Through Gary, Alana finds support. She finds purpose and a voice in a friendship, business partnership, and a will-they-won’t-they relationship where she must advocate for herself. In a town like LA, everyone is always performing, trying on different hats, and trying to see what sticks. Only the strongest succeed. Amidst the 1973 oil crisis and the failure of Gary’s water bed business, as well as life feeling like if it comes at you and not through you, Alana holds on tight. As tight as she can until she is strong enough to take the wheel herself.

Perhaps what Anderson does best in “Licorice Pizza” is letting Alana be. This is Alana Haim’s first film, and she is a natural. She reacts to the world around her, and her movement is magnetic. Both when we first meet her and well into the storyline, she is a side character in her own life until Gary’s water bed snafu with Hollywood legend Jon Peters (Bradley Cooper). In delivering and setting up the revolutionary wishy-washy water bed, things become concrete for Alana. After getting unsolicited sexual attention from Peters and having Gary and his childish friends come close to messing up a business deal, Alana has no choice but to intercede, to become independent, to take the wheel for herself. She learns to navigate rather than follow, as she skillfully maneuvers the water bed business’ truck down the dangerously winding decline of California backroads.

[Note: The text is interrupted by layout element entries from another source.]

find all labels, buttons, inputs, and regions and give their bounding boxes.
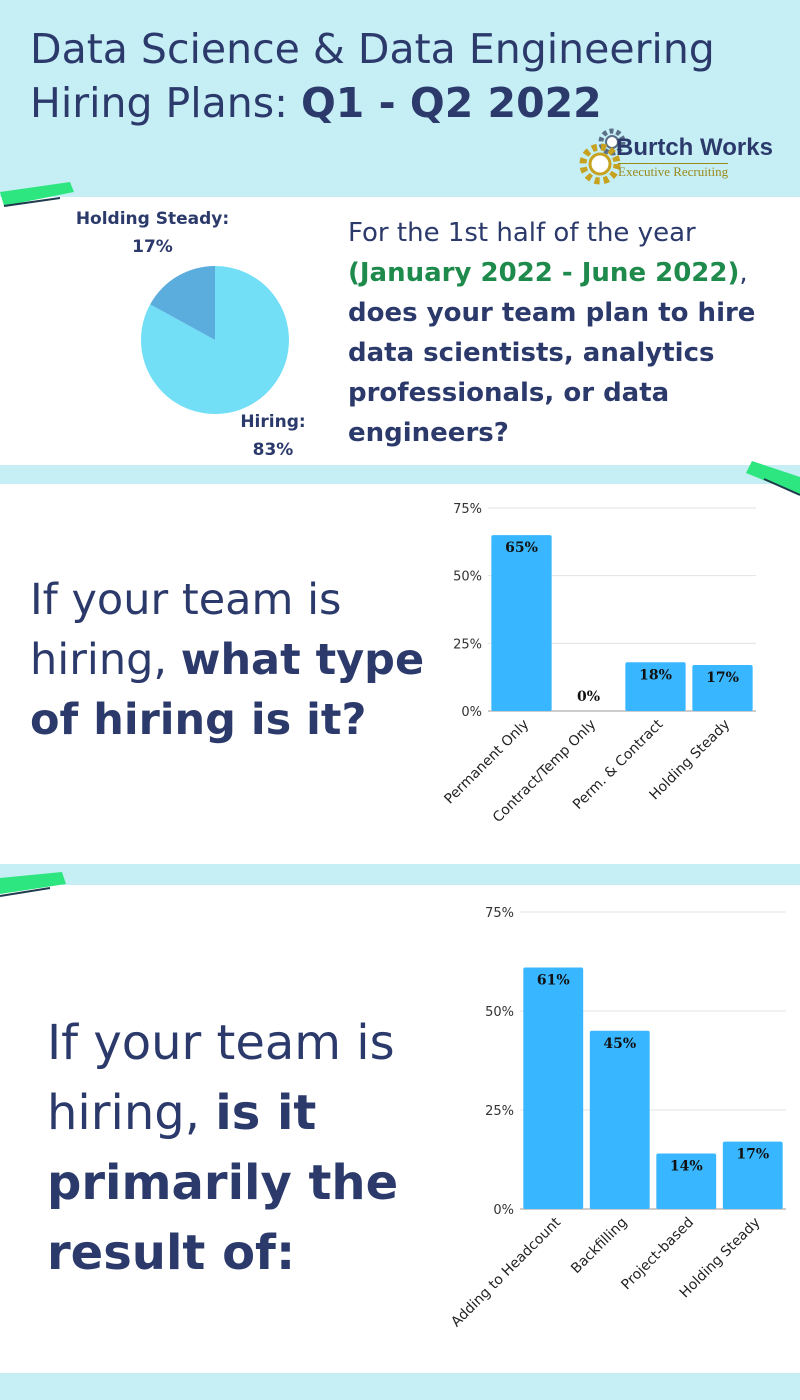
title-plain: Hiring Plans: — [30, 79, 301, 127]
pie-slice-holding — [150, 266, 215, 340]
pie-label-holding-name: Holding Steady: — [75, 209, 230, 229]
question-1-comma: , — [739, 258, 748, 288]
y-tick-label: 0% — [461, 705, 482, 720]
bar — [523, 967, 584, 1209]
logo-name: Burtch Works — [616, 134, 773, 161]
y-tick-label: 25% — [485, 1104, 514, 1119]
data-label: 65% — [505, 540, 538, 556]
y-tick-label: 50% — [485, 1005, 514, 1020]
data-label: 18% — [639, 667, 672, 683]
pie-label-holding: Holding Steady: 17% — [60, 205, 245, 261]
hiring-reason-panel — [0, 885, 800, 1373]
hiring-pie-chart — [141, 266, 289, 414]
tape-decoration-3 — [0, 872, 66, 897]
y-tick-label: 75% — [453, 502, 482, 517]
title-quarter: Q1 - Q2 2022 — [300, 79, 602, 127]
y-tick-label: 75% — [485, 906, 514, 921]
pie-label-hiring-name: Hiring: — [240, 412, 306, 432]
y-tick-label: 0% — [493, 1203, 514, 1218]
pie-panel — [0, 197, 800, 465]
question-1: For the 1st half of the year (January 202… — [348, 213, 788, 453]
bar — [589, 1030, 650, 1209]
x-category-label: Adding to Headcount — [448, 1214, 564, 1330]
data-label: 45% — [603, 1036, 636, 1052]
question-1-intro: For the 1st half of the year — [348, 218, 696, 248]
question-2-bold: what type of hiring is it? — [30, 635, 425, 745]
question-3-bold: is it primarily the result of: — [47, 1085, 399, 1281]
bar — [625, 662, 686, 711]
question-1-date-range: (January 2022 - June 2022) — [348, 258, 740, 288]
hiring-reason-bar-chart: 0% 25% 50% 75% 61% Adding to Headcount 45% Back… — [448, 906, 786, 1330]
data-label: 61% — [537, 972, 570, 988]
hiring-type-bar-chart: 0%25%50%75%65%Permanent Only0%Contract/T… — [441, 502, 756, 826]
bar — [722, 1141, 783, 1209]
tape-decoration-1 — [0, 182, 74, 207]
y-tick-label: 25% — [453, 637, 482, 652]
question-3: If your team is hiring, is it primarily … — [47, 1008, 427, 1288]
tape-decoration-2 — [746, 461, 800, 496]
pie-label-holding-value: 17% — [132, 237, 173, 257]
data-label: 17% — [736, 1147, 769, 1163]
logo-tagline: Executive Recruiting — [618, 163, 729, 179]
burtch-works-logo: Burtch Works Executive Recruiting — [578, 128, 793, 192]
question-3-plain: If your team is hiring, — [47, 1015, 395, 1141]
bar — [491, 535, 552, 711]
gear-icon — [579, 128, 626, 185]
data-label: 17% — [706, 670, 739, 686]
title-line-2: Hiring Plans: Q1 - Q2 2022 — [30, 76, 790, 130]
title-line-1: Data Science & Data Engineering — [30, 25, 715, 73]
data-label: 0% — [577, 689, 600, 705]
y-tick-label: 50% — [453, 570, 482, 585]
question-1-bold: does your team plan to hire data scienti… — [348, 298, 756, 448]
bar — [692, 664, 753, 711]
pie-label-hiring-value: 83% — [252, 440, 294, 460]
question-2: If your team is hiring, what type of hir… — [30, 570, 430, 750]
pie-label-hiring: Hiring: 83% — [228, 408, 318, 464]
data-label: 14% — [670, 1159, 703, 1175]
x-category-label: Backfilling — [568, 1215, 630, 1277]
bar — [656, 1153, 717, 1209]
question-2-plain: If your team is hiring, — [30, 575, 342, 685]
page-title: Data Science & Data Engineering Hiring P… — [30, 22, 790, 130]
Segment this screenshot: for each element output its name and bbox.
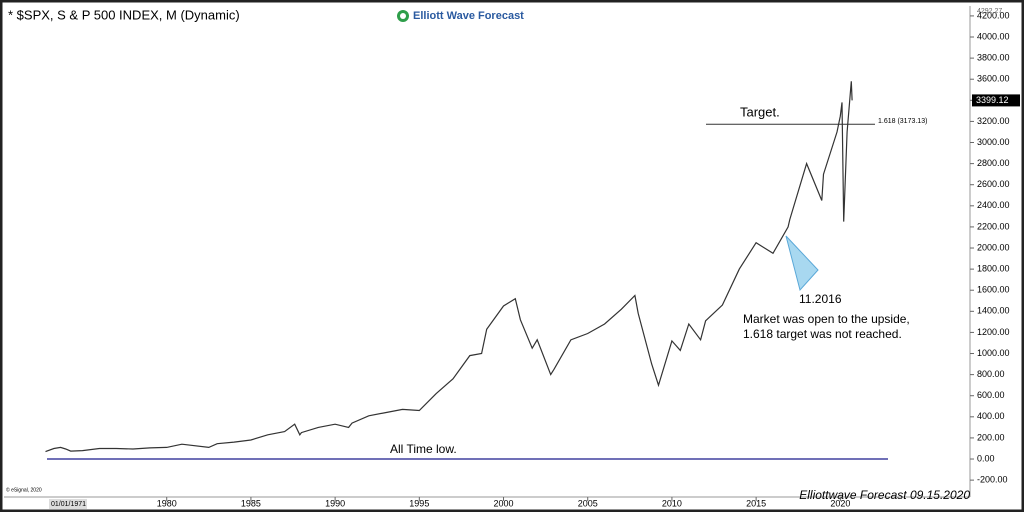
note-date: 11.2016 (799, 292, 842, 306)
y-tick-label: 0.00 (977, 453, 995, 463)
pointer-triangle (785, 235, 819, 292)
y-tick-label: 4000.00 (977, 31, 1010, 41)
x-tick-label: 2020 (830, 498, 850, 508)
y-tick-label: 1800.00 (977, 263, 1010, 273)
y-tick-label: 1600.00 (977, 285, 1010, 295)
note-line: 1.618 target was not reached. (743, 327, 902, 341)
brand: Elliott Wave Forecast (413, 10, 524, 22)
y-tick-label: 1000.00 (977, 348, 1010, 358)
x-tick-label: 1985 (241, 498, 261, 508)
y-tick-label: 2000.00 (977, 242, 1010, 252)
y-tick-label: 2400.00 (977, 200, 1010, 210)
y-tick-label: 600.00 (977, 390, 1005, 400)
y-tick-label: 4200.00 (977, 10, 1010, 20)
y-tick-label: 3600.00 (977, 74, 1010, 84)
x-tick-label: 2005 (578, 498, 598, 508)
y-tick-label: 800.00 (977, 369, 1005, 379)
y-tick-label: -200.00 (977, 474, 1008, 484)
last-price: 3399.12 (976, 95, 1009, 105)
x-tick-label: 1990 (325, 498, 345, 508)
x-tick-label: 1995 (409, 498, 429, 508)
x-tick-label: 2010 (662, 498, 682, 508)
x-tick-label: 2015 (746, 498, 766, 508)
chart-title: * $SPX, S & P 500 INDEX, M (Dynamic) (8, 7, 240, 22)
logo-icon-inner (400, 13, 406, 19)
y-tick-label: 2800.00 (977, 158, 1010, 168)
x-tick-label: 1980 (157, 498, 177, 508)
high-price: 4292.27 (977, 8, 1002, 15)
y-tick-label: 2200.00 (977, 221, 1010, 231)
price-line (45, 81, 853, 453)
note-line: Market was open to the upside, (743, 312, 910, 326)
target-label: Target. (740, 105, 780, 120)
y-tick-label: 400.00 (977, 411, 1005, 421)
y-tick-label: 1200.00 (977, 327, 1010, 337)
start-date: 01/01/1971 (51, 501, 86, 508)
target-value: 1.618 (3173.13) (878, 118, 927, 125)
x-tick-label: 2000 (494, 498, 514, 508)
low-label: All Time low. (390, 442, 457, 456)
y-tick-label: 3800.00 (977, 52, 1010, 62)
copyright: © eSignal, 2020 (6, 486, 42, 493)
y-tick-label: 3200.00 (977, 116, 1010, 126)
start-date-box (49, 499, 87, 509)
last-price-badge (972, 94, 1020, 107)
y-tick-label: 3000.00 (977, 137, 1010, 147)
y-tick-label: 200.00 (977, 432, 1005, 442)
y-tick-label: 2600.00 (977, 179, 1010, 189)
footer: Elliottwave Forecast 09.15.2020 (799, 488, 970, 502)
y-tick-label: 1400.00 (977, 306, 1010, 316)
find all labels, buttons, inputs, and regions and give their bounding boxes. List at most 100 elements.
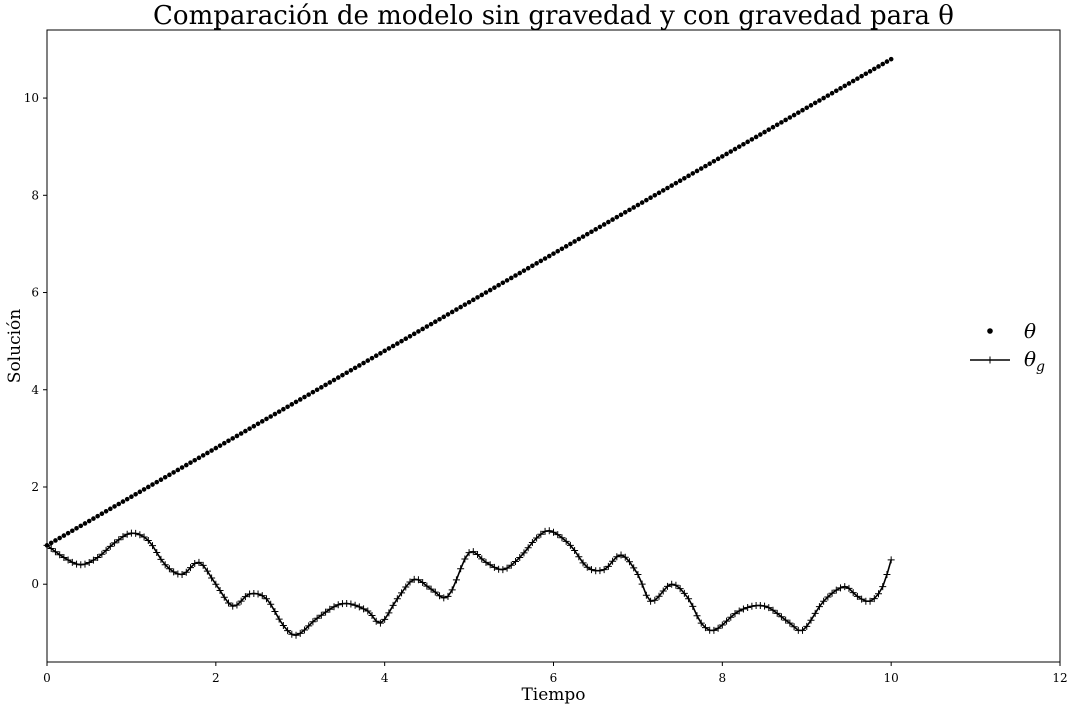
legend-theta-label: θ xyxy=(1024,319,1036,343)
theta-point xyxy=(821,95,826,101)
theta-point xyxy=(838,86,843,91)
theta-point xyxy=(644,197,649,203)
theta-point xyxy=(817,98,822,103)
theta-point xyxy=(146,484,151,490)
theta-point xyxy=(677,178,683,184)
theta-g-marker xyxy=(119,533,127,541)
legend-theta-marker xyxy=(987,328,993,334)
theta-point xyxy=(555,248,561,254)
theta-point xyxy=(707,161,712,166)
theta-point xyxy=(627,207,632,213)
theta-g-marker xyxy=(870,595,878,603)
theta-point xyxy=(487,287,493,293)
theta-point xyxy=(842,83,848,89)
theta-point xyxy=(880,61,886,67)
theta-g-marker xyxy=(651,596,659,604)
theta-point xyxy=(53,538,58,543)
theta-g-marker xyxy=(220,593,228,601)
theta-g-marker xyxy=(224,599,232,607)
theta-point xyxy=(753,134,759,140)
x-axis: 0 2 4 6 8 10 12 xyxy=(43,662,1068,685)
theta-g-marker xyxy=(537,530,545,538)
theta-g-marker xyxy=(642,591,650,599)
theta-g-marker xyxy=(469,548,477,556)
theta-g-marker xyxy=(554,531,562,539)
theta-point xyxy=(238,431,244,436)
theta-point xyxy=(424,324,430,329)
theta-g-marker xyxy=(258,592,266,600)
theta-point xyxy=(639,200,645,205)
theta-g-marker xyxy=(478,555,486,563)
series-theta-g xyxy=(43,527,895,639)
y-tick-label: 8 xyxy=(31,188,39,202)
theta-point xyxy=(57,535,62,541)
theta-point xyxy=(221,440,227,446)
theta-g-marker xyxy=(288,630,296,638)
theta-point xyxy=(192,457,198,463)
theta-point xyxy=(112,504,117,509)
theta-point xyxy=(703,163,708,169)
y-axis: 0 2 4 6 8 10 xyxy=(24,91,47,591)
theta-point xyxy=(213,445,219,451)
plot-frame xyxy=(46,29,1061,663)
theta-point xyxy=(504,278,510,283)
theta-g-marker xyxy=(841,583,849,591)
theta-point xyxy=(171,470,176,475)
theta-g-marker xyxy=(520,549,528,557)
theta-g-marker xyxy=(461,555,469,563)
legend-entry-theta-g: θg xyxy=(970,347,1045,375)
theta-g-marker xyxy=(279,622,287,630)
theta-point xyxy=(205,450,210,456)
theta-point xyxy=(331,377,337,383)
theta-point xyxy=(285,404,290,410)
theta-g-marker xyxy=(807,616,815,624)
theta-g-marker xyxy=(153,548,161,556)
y-tick-label: 0 xyxy=(31,577,39,591)
theta-g-marker xyxy=(85,558,93,566)
theta-point xyxy=(622,210,628,215)
theta-point xyxy=(800,107,805,113)
theta-g-marker xyxy=(799,626,807,634)
theta-g-marker xyxy=(769,606,777,614)
theta-g-marker xyxy=(423,582,431,590)
theta-point xyxy=(787,115,793,120)
theta-g-marker xyxy=(571,546,579,554)
theta-point xyxy=(500,280,506,286)
theta-point xyxy=(302,394,307,400)
theta-g-marker xyxy=(161,561,169,569)
theta-g-marker xyxy=(360,605,368,613)
theta-g-marker xyxy=(216,586,224,594)
theta-point xyxy=(694,168,700,174)
theta-point xyxy=(850,78,856,84)
theta-g-marker xyxy=(81,560,89,568)
series-layer xyxy=(43,56,895,639)
x-tick-label: 6 xyxy=(550,671,558,685)
theta-g-marker xyxy=(448,586,456,594)
theta-point xyxy=(382,348,387,354)
theta-g-marker xyxy=(322,608,330,616)
theta-point xyxy=(669,183,674,188)
x-tick-label: 10 xyxy=(884,671,899,685)
theta-g-marker xyxy=(761,602,769,610)
theta-g-marker xyxy=(144,536,152,544)
theta-point xyxy=(728,149,734,154)
chart-title: Comparación de modelo sin gravedad y con… xyxy=(153,1,954,31)
theta-point xyxy=(428,321,434,327)
theta-g-marker xyxy=(364,607,372,615)
theta-point xyxy=(521,268,527,273)
theta-g-marker xyxy=(300,626,308,634)
theta-point xyxy=(162,474,168,480)
theta-g-marker xyxy=(187,564,195,572)
theta-point xyxy=(310,389,316,395)
theta-g-marker xyxy=(170,568,178,576)
theta-point xyxy=(264,416,269,422)
theta-g-marker xyxy=(748,602,756,610)
theta-point xyxy=(86,518,92,524)
theta-g-marker xyxy=(296,629,304,637)
theta-point xyxy=(779,120,784,125)
theta-g-marker xyxy=(697,619,705,627)
y-axis-label: Solución xyxy=(5,309,25,383)
theta-point xyxy=(74,526,79,531)
theta-g-marker xyxy=(43,541,51,549)
theta-point xyxy=(403,336,409,342)
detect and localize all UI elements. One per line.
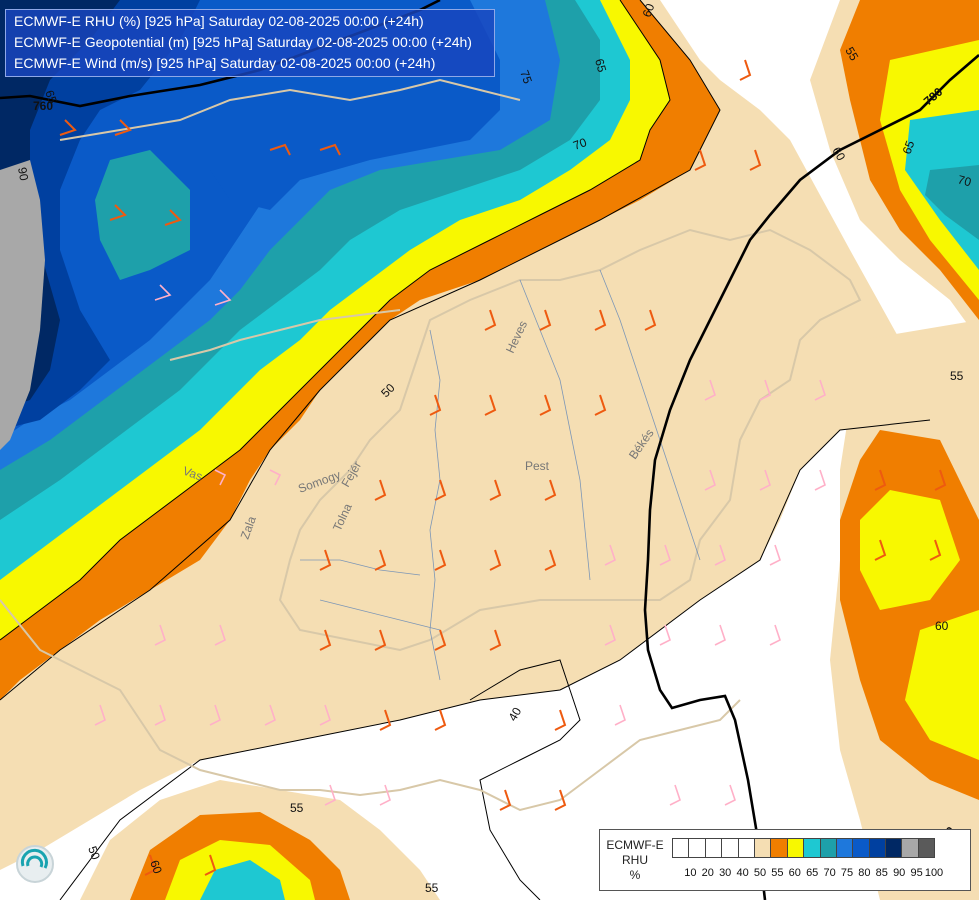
- rhu-contour-label: 90: [15, 166, 31, 182]
- legend-title: ECMWF-E RHU %: [604, 838, 666, 883]
- legend-tick-label: 65: [806, 867, 819, 879]
- country-borders: [0, 78, 862, 812]
- region-label: Vas: [181, 464, 204, 484]
- legend-swatch: [819, 838, 837, 858]
- rhu-contour-label: 60: [829, 145, 848, 164]
- legend-tick-label: 55: [771, 867, 784, 879]
- legend-swatch: [737, 838, 755, 858]
- rhu-contour-label: 60: [640, 1, 658, 19]
- legend-swatch: [721, 838, 739, 858]
- legend-swatch: [672, 838, 690, 858]
- legend-swatch: [885, 838, 903, 858]
- region-label: Pest: [525, 459, 550, 473]
- legend-tick-label: 80: [858, 867, 871, 879]
- legend-swatch: [868, 838, 887, 858]
- rhu-fill-south: [80, 780, 440, 900]
- legend-tick-label: 40: [736, 867, 749, 879]
- title-panel: ECMWF-E RHU (%) [925 hPa] Saturday 02-08…: [5, 9, 495, 77]
- rhu-contour-label: 65: [900, 138, 918, 156]
- rhu-contour-label: 55: [842, 45, 861, 64]
- legend-tick-label: 75: [840, 867, 854, 879]
- legend-swatches: [672, 838, 936, 858]
- rhu-contour-label: 50: [85, 844, 103, 862]
- rhu-legend: ECMWF-E RHU % 10 20 30 40 50 55 60 65 70 75 80 85 90…: [599, 829, 971, 891]
- legend-tick-label: 10: [684, 867, 697, 879]
- legend-tick-label: 30: [719, 867, 732, 879]
- legend-variable: RHU: [622, 853, 648, 867]
- legend-swatch: [901, 838, 919, 858]
- legend-swatch: [770, 838, 788, 858]
- legend-tick-label: 70: [823, 867, 836, 879]
- geopotential-label: 760: [33, 99, 53, 113]
- legend-swatch: [704, 838, 723, 858]
- legend-swatch: [835, 838, 854, 858]
- legend-tick-label: 95: [910, 867, 923, 879]
- legend-tick-label: 100: [924, 867, 944, 879]
- rhu-contour-label: 55: [950, 369, 964, 383]
- rhu-contour-label: 60: [935, 619, 949, 633]
- rhu-contour-label: 65: [42, 88, 60, 106]
- legend-unit: %: [629, 868, 641, 882]
- rhu-contour-label: 40: [505, 705, 524, 724]
- legend-swatch: [852, 838, 870, 858]
- legend-tick-label: 20: [701, 867, 714, 879]
- rhu-contour-label: 55: [290, 801, 304, 815]
- legend-tick-labels: 10 20 30 40 50 55 60 65 70 75 80 85 90 95 100: [672, 867, 972, 881]
- rhu-title: ECMWF-E RHU (%) [925 hPa] Saturday 02-08…: [14, 13, 424, 29]
- rhu-contour-label: 55: [425, 881, 439, 895]
- legend-model: ECMWF-E: [606, 838, 664, 852]
- legend-tick-label: 90: [893, 867, 906, 879]
- legend-swatch: [803, 838, 821, 858]
- rhu-contour-label: 70: [956, 172, 973, 189]
- rhu-contour-label: 65: [592, 57, 609, 74]
- rhu-fill-east: [810, 0, 979, 900]
- wind-title: ECMWF-E Wind (m/s) [925 hPa] Saturday 02…: [14, 55, 436, 71]
- legend-swatch: [917, 838, 936, 858]
- rhu-contour-label: 75: [517, 68, 535, 86]
- legend-swatch: [688, 838, 706, 858]
- rhu-contour-label: 70: [571, 135, 589, 153]
- rhu-contour-label: 60: [147, 858, 165, 876]
- legend-tick-label: 60: [788, 867, 801, 879]
- contour-labels: 50 40 55 55 60 60 65 70 75 65 90 70 60 5…: [15, 1, 973, 895]
- wind-barbs-pink: [94, 284, 826, 806]
- wind-barbs-orange: [59, 59, 947, 876]
- geopotential-title: ECMWF-E Geopotential (m) [925 hPa] Satur…: [14, 34, 472, 50]
- ecmwf-logo-icon: [13, 842, 55, 888]
- legend-swatch: [753, 838, 772, 858]
- legend-tick-label: 85: [875, 867, 888, 879]
- legend-swatch: [786, 838, 805, 858]
- legend-tick-label: 50: [753, 867, 767, 879]
- rhu-contour-lines: [0, 0, 931, 900]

We root for Alana throughout the film as she comes so close to making her own moves so many times. She is always on the precipice of self-discovery with each turn she takes. Her achievement of agency is remarkable in a world of men acting like boys, and it is through a boy acting like a man that she is able to finally launch herself into life. While Gary is not responsible for her own self-reclamation, he is her support, which is something that most women in the 1970s did not have. In trying on new personalities, starting new businesses, and falling in and out of love with the wrong people, Alana becomes the main character of her own story.

“Licorice Pizza” is now available in theaters.